Continuous and extensive plastic use, coupled with inadequate waste management, has resulted in the pervasive existence of plastic pollution in the marine environment. Of particular concern is the widespread distribution of microplastics, posing a significant threat to marine life and public health. The absence of a standardised approach for microplastic analysis has been evident, prompting significant efforts within the scientific community. Traditional methods have proven time-consuming and impractical for standardisation. Establishing a standardised method is essential for comprehensive and precise result comparisons, yielding dependable data and conclusions, while being fast, non-invasive, and superior to existing alternatives. This study aims to assess the efficiency of a hyperspectral camera in accurately identifying microplastics, specifically their polymer type.
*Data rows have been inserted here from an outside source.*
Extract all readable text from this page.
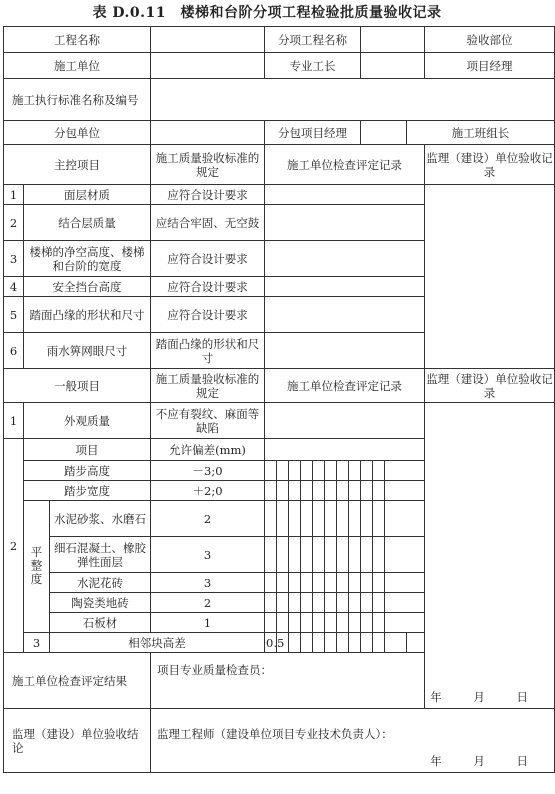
表 D.0.11　楼梯和台阶分项工程检验批质量验收记录
工程名称				分项工程名称												验收部位
施工单位				专业工长												项目经理
施工执行标准名称及编号																
分包单位				分包项目经理											施工班组长	
主控项目			施工质量验收标准的规定	施工单位检查评定记录												监理（建设）单位验收记录
1	面层材质		应符合设计要求													
2	结合层质量		应结合牢固、无空鼓													
3	楼梯的净空高度、楼梯和台阶的宽度		应符合设计要求													
4	安全挡台高度		应符合设计要求													
5	踏面凸缘的形状和尺寸		应符合设计要求													
6	雨水箅网眼尺寸		踏面凸缘的形状和尺寸													
一般项目			施工质量验收标准的规定	施工单位检查评定记录												监理（建设）单位验收记录
1	外观质量		不应有裂纹、麻面等缺陷													
2	项目		允许偏差(mm)													
	踏步高度		－3;0													
	踏步宽度		＋2;0													
	平整度	水泥砂浆、水磨石	2													
		细石混凝土、橡胶弹性面层	3													
		水泥花砖	3													
		陶瓷类地砖	2													
		石板材	1													
	3	相邻块高差		0.5												
施工单位检查评定结果			项目专业质量检查员：
年 月 日													

监理（建设）单位验收结论			监理工程师（建设单位项目专业技术负责人）：
年 月 日													
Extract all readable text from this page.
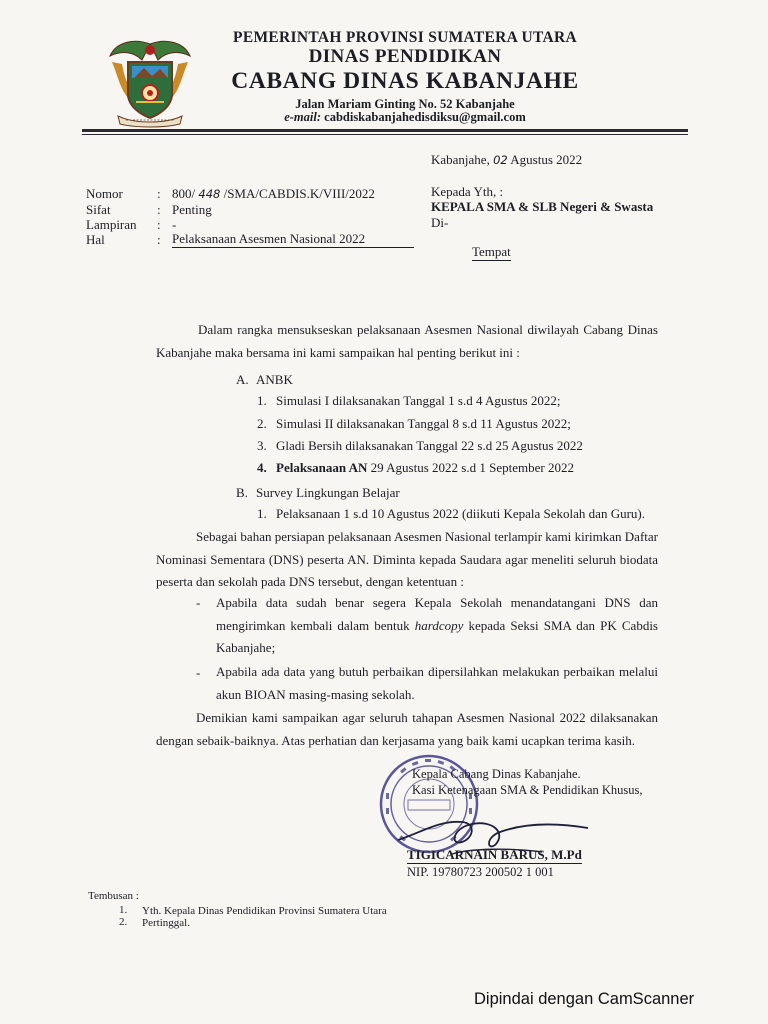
PEMERINTAH PROVINSI SUMATERA UTARA
DINAS PENDIDIKAN
CABANG DINAS KABANJAHE
Jalan Mariam Ginting No. 52 Kabanjahe
e-mail: cabdiskabanjahedisdiksu@gmail.com
Kabanjahe, 02 Agustus 2022
Nomor
Sifat
Lampiran
Hal
:
:
:
:
800/ 448 /SMA/CABDIS.K/VIII/2022
Penting
-
Pelaksanaan Asesmen Nasional 2022
Kepada Yth, :
KEPALA SMA & SLB Negeri & Swasta
Di-
Tempat
Dalam rangka mensukseskan pelaksanaan Asesmen Nasional diwilayah Cabang Dinas
Kabanjahe maka bersama ini kami sampaikan hal penting berikut ini :
A. ANBK
1. Simulasi I dilaksanakan Tanggal 1 s.d 4 Agustus 2022;
2. Simulasi II dilaksanakan Tanggal 8 s.d 11 Agustus 2022;
3. Gladi Bersih dilaksanakan Tanggal 22 s.d 25 Agustus 2022
4. Pelaksanaan AN 29 Agustus 2022 s.d 1 September 2022
B. Survey Lingkungan Belajar
1. Pelaksanaan 1 s.d 10 Agustus 2022 (diikuti Kepala Sekolah dan Guru).
Sebagai bahan persiapan pelaksanaan Asesmen Nasional terlampir kami kirimkan Daftar
Nominasi Sementara (DNS) peserta AN. Diminta kepada Saudara agar meneliti seluruh biodata
peserta dan sekolah pada DNS tersebut, dengan ketentuan :
- Apabila data sudah benar segera Kepala Sekolah menandatangani DNS dan
mengirimkan kembali dalam bentuk hardcopy kepada Seksi SMA dan PK Cabdis
Kabanjahe;
- Apabila ada data yang butuh perbaikan dipersilahkan melakukan perbaikan melalui
akun BIOAN masing-masing sekolah.
Demikian kami sampaikan agar seluruh tahapan Asesmen Nasional 2022 dilaksanakan
dengan sebaik-baiknya. Atas perhatian dan kerjasama yang baik kami ucapkan terima kasih.
Kepala Cabang Dinas Kabanjahe.
Kasi Ketenagaan SMA & Pendidikan Khusus,
TIGICARNAIN BARUS, M.Pd
NIP. 19780723 200502 1 001
Tembusan :
1. Yth. Kepala Dinas Pendidikan Provinsi Sumatera Utara
2. Pertinggal.
Dipindai dengan CamScanner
A hand-held near-infrared (NIR) spectrometer, known for its accuracy despite slower results, served as the comparative method. Forty microplastic samples were collected from a beach in Malta and investigated using both a NIR spectrometer and a hyperspectral camera. The NIR spectrometer successfully identified four polymer types: polyethylene (PE), polypropylene (PP), polyvinyl chloride (PVC), and polyolefins (PO), producing unique spectral signatures for each sample. These spectral signatures were then compared to those generated by the hyperspectral camera, which exhibited minimal variability and distinct, prominent spectral patterns for each of these polymer type. This study demonstrates the capability of hyperspectral imaging (HSI) to efficiently and accurately establish a baseline for rapid microplastic identification, thereby highlighting its potential as a standardised method and the need for developing a spectral library.